Case in point: I’m sure that my employer was sincere about “don’t be evil” when it was first raised as an informal motto - at a time when the company was much closer in size to the size Keybase is now. I’m equally sure that nobody at the top feels that they have changed direction or betrayed their ideals, even with all the controversies the company has been through in the past two years.
With all that said, as I remarked elsewhere in this thread, I rely on Keybase day-to-day and am in favor of the integration.
Would you be willing to spend the necessary implementation work so that Keybase doesn’t compete with OpenPGP public key signatures / web of trust / keyservers, but instead cooperates with it?
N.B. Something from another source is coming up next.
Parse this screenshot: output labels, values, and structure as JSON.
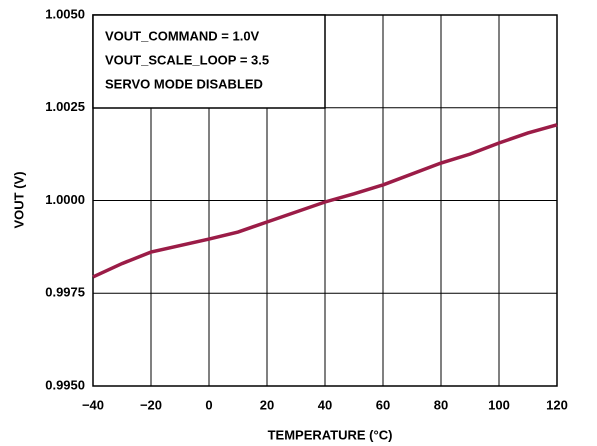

Specifically if the user has a GPG key by supporting in Keybase to:
A) Make the signatures used in account proofs so that they can be verified with a GPG public key.
B) Export/sync account claims/associations with GPG public key identities.
C) Allow a user to automatically sign their GPG keys when they follow another user. (Use the appropriate format to indicate that the fingerprint was not received over a secure channel and the identity of the human wasn’t checked. Only sign the identities in the key that were verified. Optionally: If the user states that they received a fingerprint e.g. in person and verified the identity of the human, by e.g. pasting a fingerprint of another user, indicate that instead.)